No, you cannot offset mortgage payments or interest as a direct expense. Instead, you receive a 20% tax credit. For example:
- Mortgage Interest Paid: £10,000
- Tax Credit Calculation: 20% of £10,000
- Total Tax Relief: £2,000
Does rental income count as earned income?
No, rental income doesn't count as earned income, unless the landlord is renting out a furnished holiday home. If you’re the owner of a Buy to Let property, the income your property generates is classed as ‘unearned income’. While earned income is money you make from working, such as a salary, wages or tips, unearned income is money you receive without performing work, such as interest, dividends or rental income.
Do you pay national insurance on rental income?
You won’t usually need to pay National Insurance contributions on rental income, since it's treated as ‘unearned’ income. However, Class 2 National Insurance may apply if letting property is treated as running a business.
Do you need to file a Self Assessment tax return for rental income?
You typically need to file a Self Assessment tax return if your rental income is £10,000 or more before allowable expenses, or between £2,500 and £9,999 after allowable expenses.
What happens if rental income isn’t declared to HMRC?
If rental income isn’t declared, HMRC may charge interest and penalties on unpaid tax.
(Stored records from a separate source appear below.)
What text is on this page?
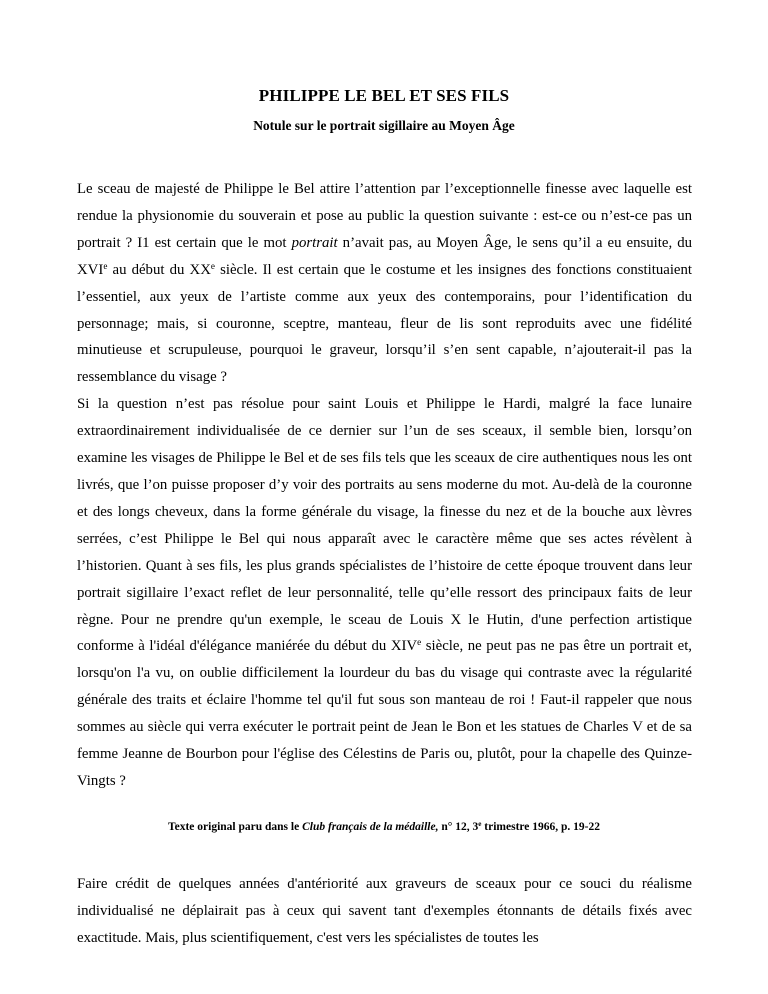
PHILIPPE LE BEL ET SES FILS
Notule sur le portrait sigillaire au Moyen Âge

Le sceau de majesté de Philippe le Bel attire l’attention par l’exceptionnelle finesse avec laquelle est rendue la physionomie du souverain et pose au public la question suivante : est-ce ou n’est-ce pas un portrait ? I1 est certain que le mot portrait n’avait pas, au Moyen Âge, le sens qu’il a eu ensuite, du XVIe au début du XXe siècle. Il est certain que le costume et les insignes des fonctions constituaient l’essentiel, aux yeux de l’artiste comme aux yeux des contemporains, pour l’identification du personnage; mais, si couronne, sceptre, manteau, fleur de lis sont reproduits avec une fidélité minutieuse et scrupuleuse, pourquoi le graveur, lorsqu’il s’en sent capable, n’ajouterait-il pas la ressemblance du visage ?

Si la question n’est pas résolue pour saint Louis et Philippe le Hardi, malgré la face lunaire extraordinairement individualisée de ce dernier sur l’un de ses sceaux, il semble bien, lorsqu’on examine les visages de Philippe le Bel et de ses fils tels que les sceaux de cire authentiques nous les ont livrés, que l’on puisse proposer d’y voir des portraits au sens moderne du mot. Au-delà de la couronne et des longs cheveux, dans la forme générale du visage, la finesse du nez et de la bouche aux lèvres serrées, c’est Philippe le Bel qui nous apparaît avec le caractère même que ses actes révèlent à l’historien. Quant à ses fils, les plus grands spécialistes de l’histoire de cette époque trouvent dans leur portrait sigillaire l’exact reflet de leur personnalité, telle qu’elle ressort des principaux faits de leur règne. Pour ne prendre qu'un exemple, le sceau de Louis X le Hutin, d'une perfection artistique conforme à l'idéal d'élégance maniérée du début du XIVe siècle, ne peut pas ne pas être un portrait et, lorsqu'on l'a vu, on oublie difficilement la lourdeur du bas du visage qui contraste avec la régularité générale des traits et éclaire l'homme tel qu'il fut sous son manteau de roi ! Faut-il rappeler que nous sommes au siècle qui verra exécuter le portrait peint de Jean le Bon et les statues de Charles V et de sa femme Jeanne de Bourbon pour l'église des Célestins de Paris ou, plutôt, pour la chapelle des Quinze-Vingts ?

Texte original paru dans le Club français de la médaille, n° 12, 3e trimestre 1966, p. 19-22

Faire crédit de quelques années d'antériorité aux graveurs de sceaux pour ce souci du réalisme individualisé ne déplairait pas à ceux qui savent tant d'exemples étonnants de détails fixés avec exactitude. Mais, plus scientifiquement, c'est vers les spécialistes de toutes les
If you have undeclared rental income, you may be able to disclose it through HMRC’s Let Property Campaign.
Can rental income push a landlord into a higher tax bracket?
Yes, rental income is added to other income when working out which tax band applies, so it can push you into a higher band. Claiming allowable expenses can reduce taxable rental profit and may help keep total taxable income within a lower band.
How is rental income taxed on a jointly owned property?
For spouses and civil partners, rental profits are usually split 50:50 by default. If ownership shares are different and landlords want the tax split to reflect those shares, it may be possible to declare the actual beneficial interests to HMRC (for example, using Form 17).
When is the deadline to register for Self Assessment for rental income?
You generally need to register for Self Assessment by 5th October after the end of the tax year in which the rental income was received.